Figure 8.

Comparison of network interactions between Ysl2p/hMon2, Arl1p, Neo1p orthologues, and Gga clathrin adaptors in yeast and humans. (A) Multimeric Ysl2p, small GTPase Arl1p, and Neo1p cooperate during vesicle formation and endosome biogenesis. All direct contacts indicated in the cartoon represent experimentally supported physical interactions. Ggas can bind to clathrin and are recruited to membranes by GTP–Arf1p. Significantly, Arf1p interaction appears not to be sufficient for Gga function or localization and cargo (indicated by a dotted symbol) directly binding to Ggas through VHS has not yet been identified. Our results show that Ysl2p directly interacts with Gga1p/Gga2p through VHS; GTP–Arl1p binds to Gga2p; Neo1p is linked to Gga recruitment by virtue of a mutant allele, neo1-69, and by suppression of Δysl2; membrane-bound Gga2p interacts with itself. (B) Human homologues of the Ysl2p–Arl1p–Neo1p complex exist, but biochemical and functional links among them are unknown.
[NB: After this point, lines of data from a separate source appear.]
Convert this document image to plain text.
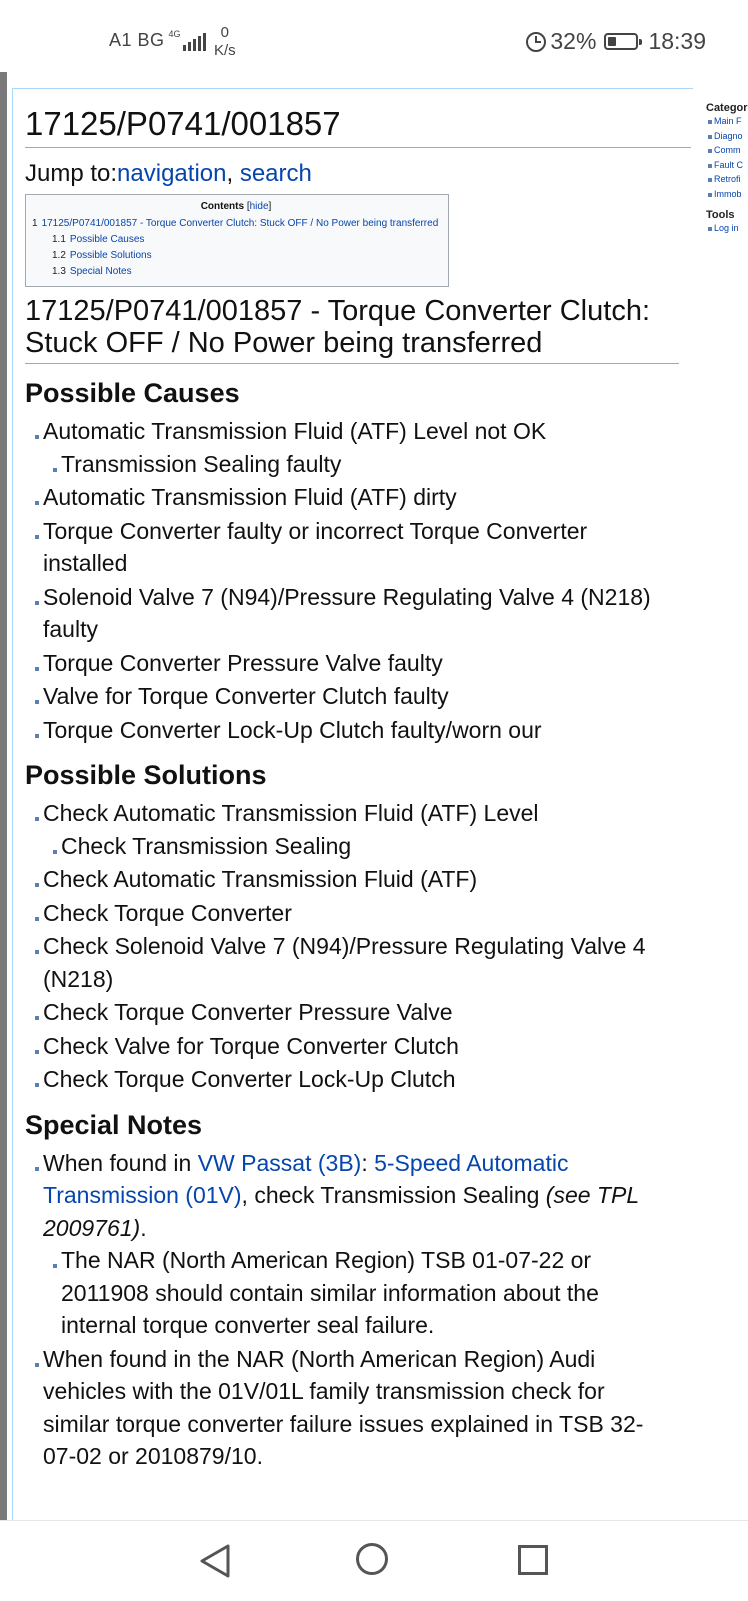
A1 BG 4G	0
K/s	32% 18:39
17125/P0741/001857
Jump to:navigation, search
Contents [hide]
1 17125/P0741/001857 - Torque Converter Clutch: Stuck OFF / No Power being transferred
1.1 Possible Causes
1.2 Possible Solutions
1.3 Special Notes
17125/P0741/001857 - Torque Converter Clutch: Stuck OFF / No Power being transferred
Possible Causes
Automatic Transmission Fluid (ATF) Level not OK
Transmission Sealing faulty
Automatic Transmission Fluid (ATF) dirty
Torque Converter faulty or incorrect Torque Converter installed
Solenoid Valve 7 (N94)/Pressure Regulating Valve 4 (N218) faulty
Torque Converter Pressure Valve faulty
Valve for Torque Converter Clutch faulty
Torque Converter Lock-Up Clutch faulty/worn our
Possible Solutions
Check Automatic Transmission Fluid (ATF) Level
Check Transmission Sealing
Check Automatic Transmission Fluid (ATF)
Check Torque Converter
Check Solenoid Valve 7 (N94)/Pressure Regulating Valve 4 (N218)
Check Torque Converter Pressure Valve
Check Valve for Torque Converter Clutch
Check Torque Converter Lock-Up Clutch
Special Notes
When found in VW Passat (3B): 5-Speed Automatic Transmission (01V), check Transmission Sealing (see TPL 2009761).
The NAR (North American Region) TSB 01-07-22 or 2011908 should contain similar information about the internal torque converter seal failure.
When found in the NAR (North American Region) Audi vehicles with the 01V/01L family transmission check for similar torque converter failure issues explained in TSB 32-07-02 or 2010879/10.
Categor
Main F
Diagno
Comm
Fault C
Retrofi
Immob
Tools
Log in
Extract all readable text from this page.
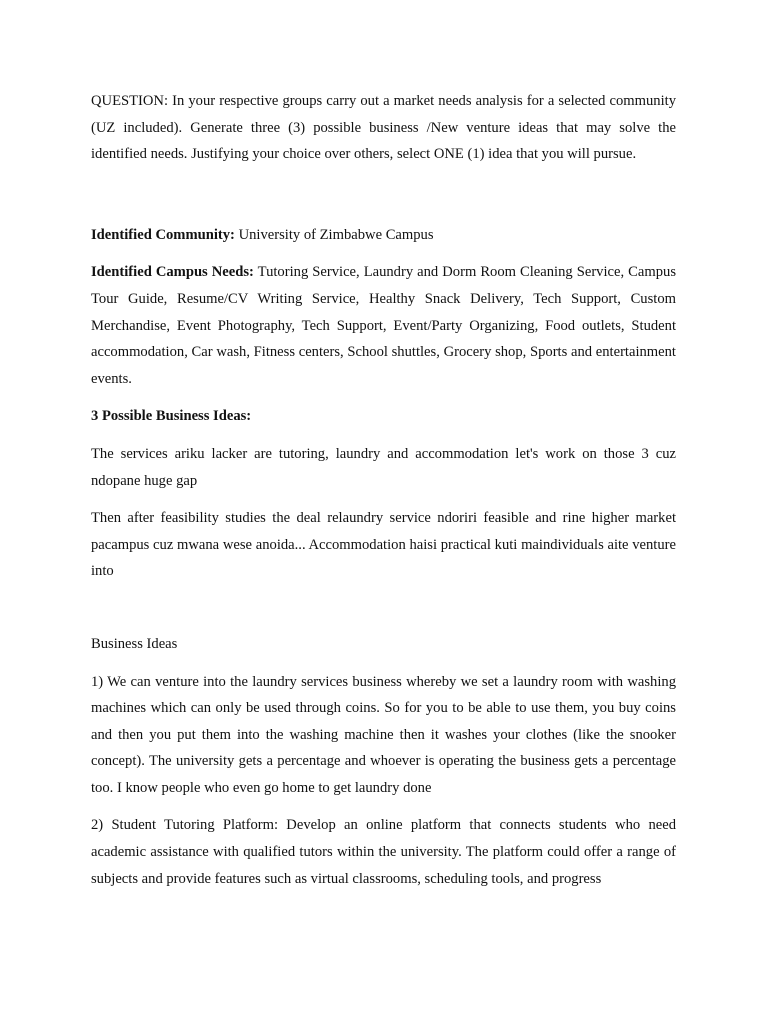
QUESTION: In your respective groups carry out a market needs analysis for a selected community (UZ included). Generate three (3) possible business /New venture ideas that may solve the identified needs. Justifying your choice over others, select ONE (1) idea that you will pursue.

Identified Community: University of Zimbabwe Campus

Identified Campus Needs: Tutoring Service, Laundry and Dorm Room Cleaning Service, Campus Tour Guide, Resume/CV Writing Service, Healthy Snack Delivery, Tech Support, Custom Merchandise, Event Photography, Tech Support, Event/Party Organizing, Food outlets, Student accommodation, Car wash, Fitness centers, School shuttles, Grocery shop, Sports and entertainment events.

3 Possible Business Ideas:

The services ariku lacker are tutoring, laundry and accommodation let's work on those 3 cuz ndopane huge gap

Then after feasibility studies the deal relaundry service ndoriri feasible and rine higher market pacampus cuz mwana wese anoida... Accommodation haisi practical kuti maindividuals aite venture into

Business Ideas

1) We can venture into the laundry services business whereby we set a laundry room with washing machines which can only be used through coins. So for you to be able to use them, you buy coins and then you put them into the washing machine then it washes your clothes (like the snooker concept). The university gets a percentage and whoever is operating the business gets a percentage too. I know people who even go home to get laundry done

2) Student Tutoring Platform: Develop an online platform that connects students who need academic assistance with qualified tutors within the university. The platform could offer a range of subjects and provide features such as virtual classrooms, scheduling tools, and progress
Arl1 and the putative human Neo1p orthologues, ATP9A/B, are represented by dotted symbols. Cargo that directly binds to Ggas through VHS has been identified. GTP–Arf1 has a central role in the membrane docking of Ggas through GAT. Binding of Ggas to clathrin occurs as described in (A). Our new data show that hMon2 interacts with Ggas in vivo and in vitro (through VHS), and loss of hMon2 has an impact on Gga targeting.